Branded a troublemaker – Ruth’s story: Watch
May 25, New York: As a little girl, Ruth Riviera (not her real name) loved to step into her dad’s army boots and strut around the house with pride and self-importance. Her dad, a Non-Commission Officer in the US Army, was her childhood hero. She admired pretty much everything about him: his creativity, his courage and his attitude that one can accomplish anything one puts one’s mind to. It felt natural to Riviera to follow in his footsteps and sign up for the Reserve Officer Training Corps (ROTC), a military program for students, when enrolling in college at 18.
Fifteen years later, the idealistic young woman, who excelled in college and planned on serving her country as a military leader and role model, is looking back on shattered dreams and the end of her army career. Riviera had dared what most of her colleagues shunned: She had reported male colleagues for sexual harassment.
During her nine years in the Army, she had been raped twice by fellow officers and twice groped and harassed in such a manner that she felt her dignity had been severely undermined. She only reported the incidents of indecent conduct. Reporting the rapes, she believed, would have had serious repercussions and would have killed her career.

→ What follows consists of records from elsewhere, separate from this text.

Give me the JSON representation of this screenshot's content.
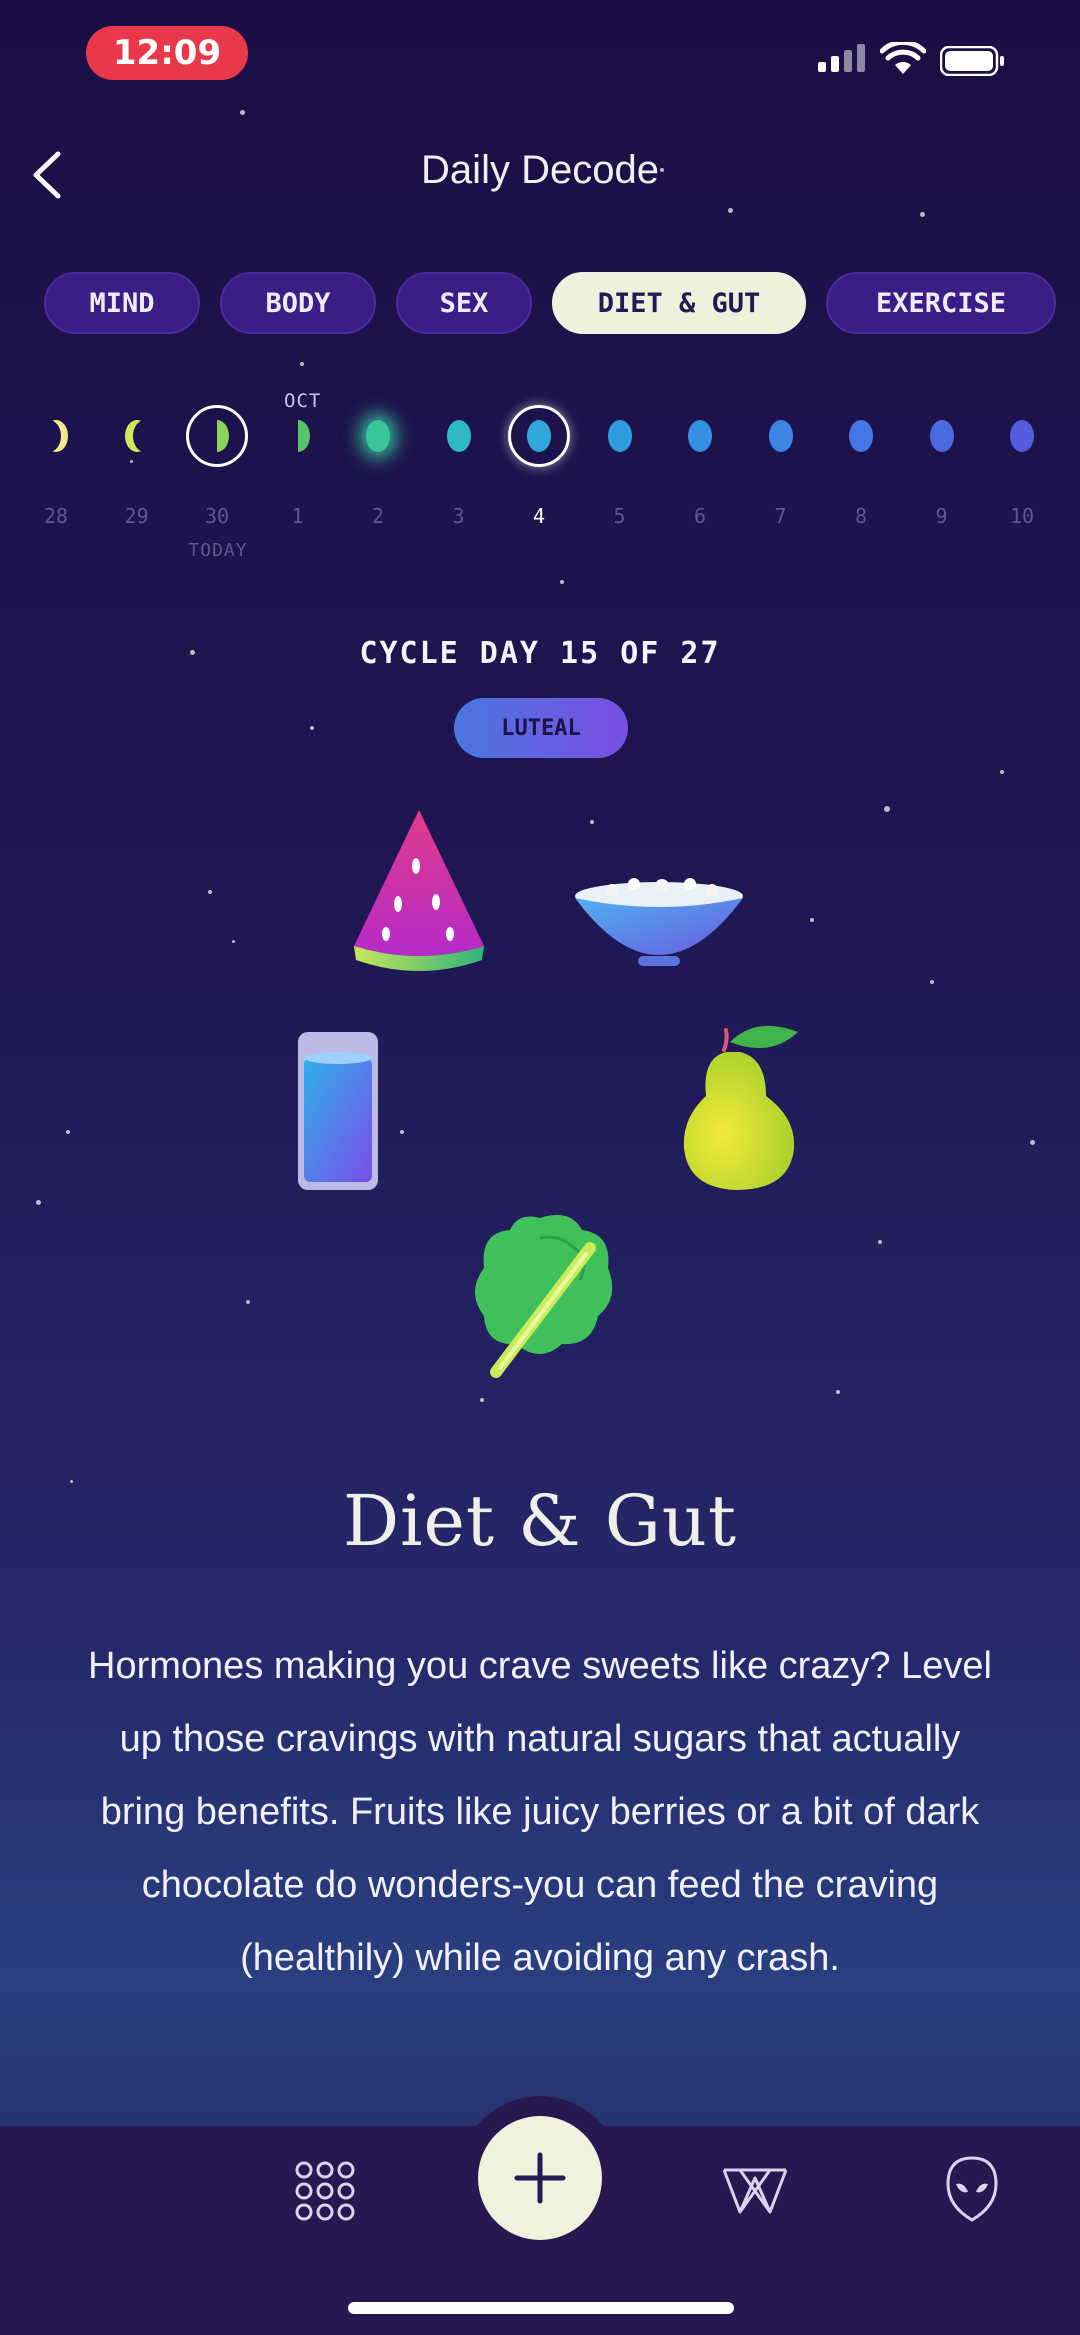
{
  "status_bar": {
    "time": "12:09"
  },
  "header": {
    "title": "Daily Decode"
  },
  "tabs": [
    {
      "label": "MIND",
      "active": false
    },
    {
      "label": "BODY",
      "active": false
    },
    {
      "label": "SEX",
      "active": false
    },
    {
      "label": "DIET & GUT",
      "active": true
    },
    {
      "label": "EXERCISE",
      "active": false
    }
  ],
  "calendar": {
    "month_label": "OCT",
    "today_label": "TODAY",
    "days": [
      {
        "num": "28",
        "phase": "waning crescent",
        "color": "#f3e98c"
      },
      {
        "num": "29",
        "phase": "first crescent",
        "color": "#cfe55a"
      },
      {
        "num": "30",
        "phase": "first quarter",
        "color": "#8ad45b",
        "today": true
      },
      {
        "num": "1",
        "phase": "half",
        "color": "#55c56a"
      },
      {
        "num": "2",
        "phase": "full glow",
        "color": "#38c59a"
      },
      {
        "num": "3",
        "phase": "full",
        "color": "#2dbac0"
      },
      {
        "num": "4",
        "phase": "full",
        "color": "#2fa7d8",
        "current": true
      },
      {
        "num": "5",
        "phase": "full",
        "color": "#2f9cdf"
      },
      {
        "num": "6",
        "phase": "full",
        "color": "#3690e2"
      },
      {
        "num": "7",
        "phase": "full",
        "color": "#3d84e5"
      },
      {
        "num": "8",
        "phase": "full",
        "color": "#4477e5"
      },
      {
        "num": "9",
        "phase": "full",
        "color": "#4b6ae2"
      },
      {
        "num": "10",
        "phase": "full",
        "color": "#525edd"
      }
    ]
  },
  "cycle": {
    "label": "CYCLE DAY 15 OF 27",
    "phase": "LUTEAL"
  },
  "illustrations": [
    "watermelon-slice",
    "cereal-bowl",
    "glass-of-water",
    "pear",
    "leafy-green"
  ],
  "section": {
    "title": "Diet & Gut",
    "body": "Hormones making you crave sweets like crazy? Level up those cravings with natural sugars that actually bring benefits. Fruits like juicy berries or a bit of dark chocolate do wonders-you can feed the craving (healthily) while avoiding any crash."
  },
  "bottom_nav": {
    "items": [
      "moon-icon",
      "grid-icon",
      "add-icon",
      "w-logo-icon",
      "alien-icon"
    ]
  },
  "colors": {
    "accent": "#eef2dc",
    "tab_bg": "#3a1e85",
    "badge_start": "#4a76e0",
    "badge_end": "#7a4ee0"
  }
}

That sexual harassment and assault are a problem in the US military is no secret. Between October 2013 and September 2014 alone, an estimated 18,900 US service members experienced some form of sexual contact or abuse without consent, according to Department of Defense estimates. However, only one in four victims reports these incidents to military authorities for fear of retaliation. The fear, a new Human Rights Watch report finds, is well founded: military personnel who report sexual assault are 12 times as likely to experience some form of retaliation as to see their perpetrator convicted of a sex offense.

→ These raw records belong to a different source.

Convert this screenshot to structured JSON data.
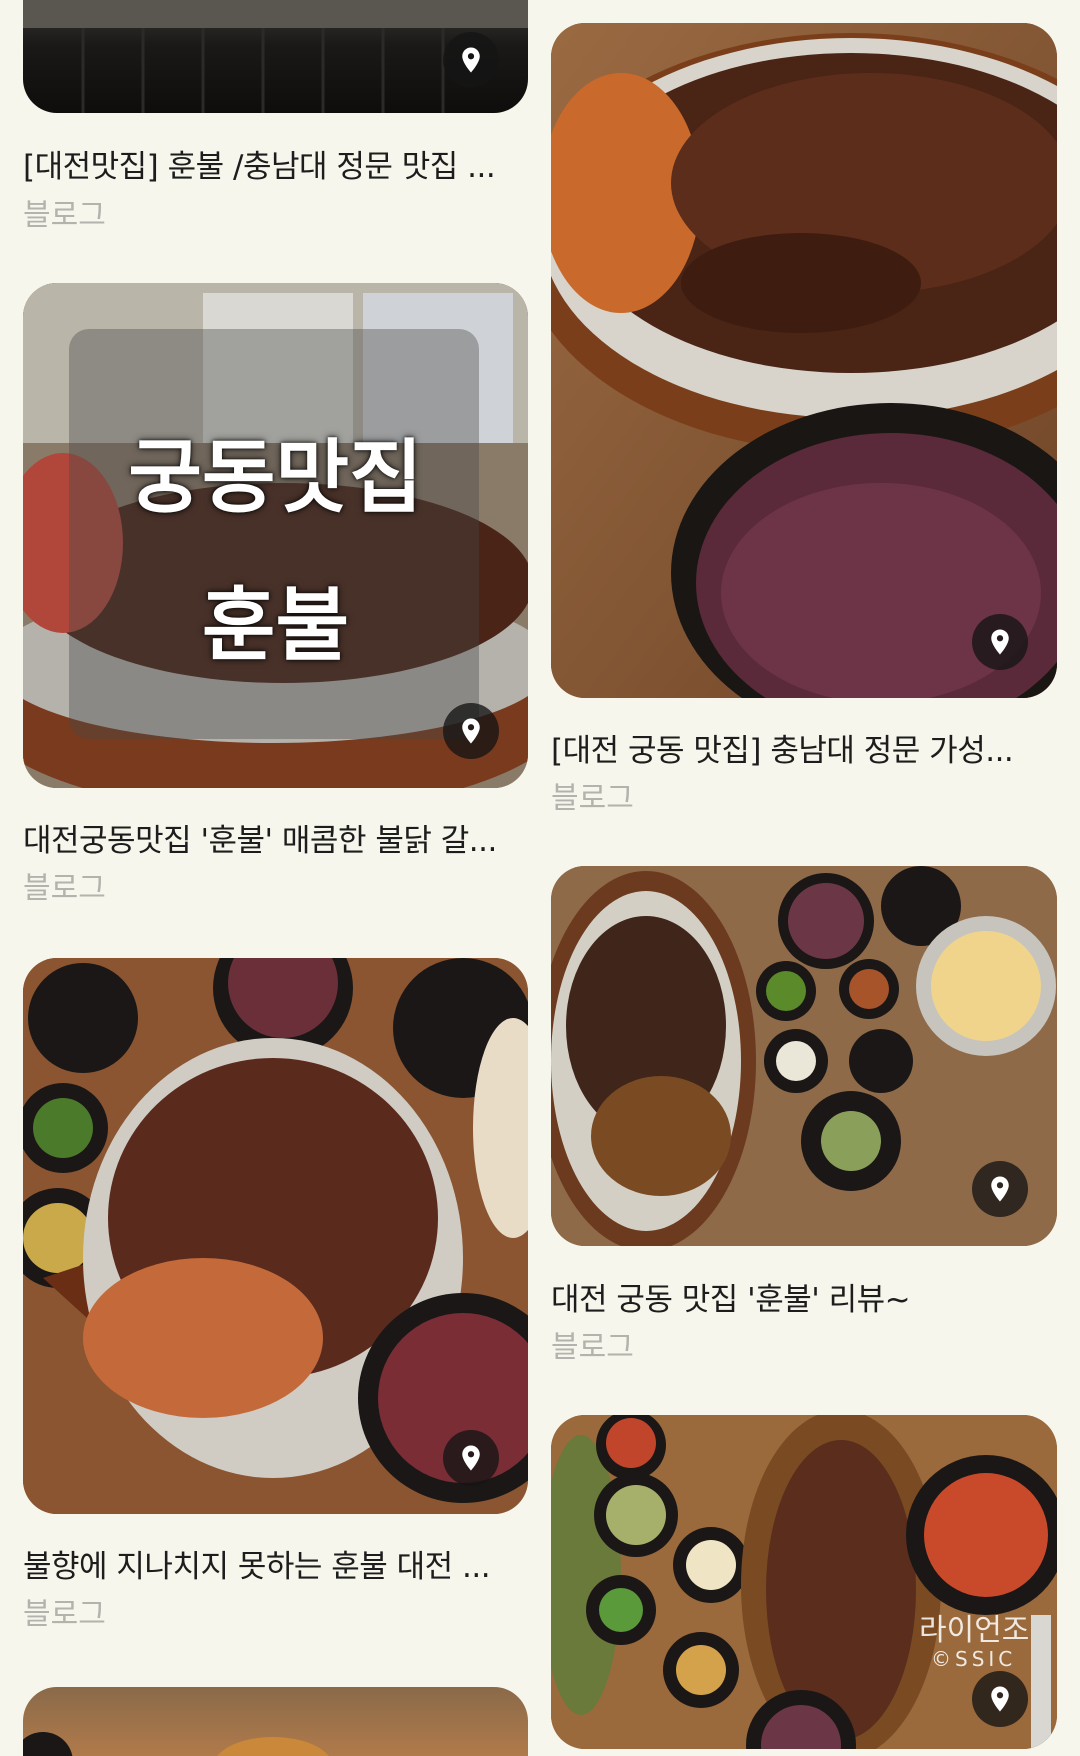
{
  "results": [
    {
      "title": "[대전맛집] 훈불 /충남대 정문 맛집 ...",
      "source": "블로그"
    },
    {
      "title": "[대전 궁동 맛집] 충남대 정문 가성...",
      "source": "블로그"
    },
    {
      "title": "대전궁동맛집 '훈불' 매콤한 불닭 갈...",
      "source": "블로그",
      "overlay_line1": "궁동맛집",
      "overlay_line2": "훈불"
    },
    {
      "title": "대전 궁동 맛집 '훈불' 리뷰~",
      "source": "블로그"
    },
    {
      "title": "불향에 지나치지 못하는 훈불 대전 ...",
      "source": "블로그"
    },
    {
      "title": "",
      "source": "",
      "watermark_name": "라이언조",
      "watermark_sub": "©SSIC"
    }
  ],
  "icons": {
    "location": "location-pin-icon"
  }
}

Riviera knew the army was a guys’ club. Her father said she was likely to have a hard time because of her determination to excel at whatever she did – something, he warned, people in the army would find intimidating. Thanks to her warm smile and convivial personality, she bonded easily with those around her. But aware of the ever-present sexual overtones, she dressed conservatively, kept her long blond hair tied up at the back of her neck, and ran track.
At college and later during her officer training, she shrugged off the slurs and slippery comments, got on with her studies and her running practice and excelled in both. Her reviews described her as “exceptional,” “tremendous,” and a cadet with “unlimited potential.” Around her neck, she wore a dog tag with the army values both she and her father embraced: “Loyalty, Duty, Respect, Selfless Service, Honor, Integrity, Personal Courage.”
At the age of 25, she had her first Change of Command Ceremony, officially taking on her first command post. She felt both excited and acutely aware of the gravity of her position. That very same evening, her value system and leadership skills would be put to the test.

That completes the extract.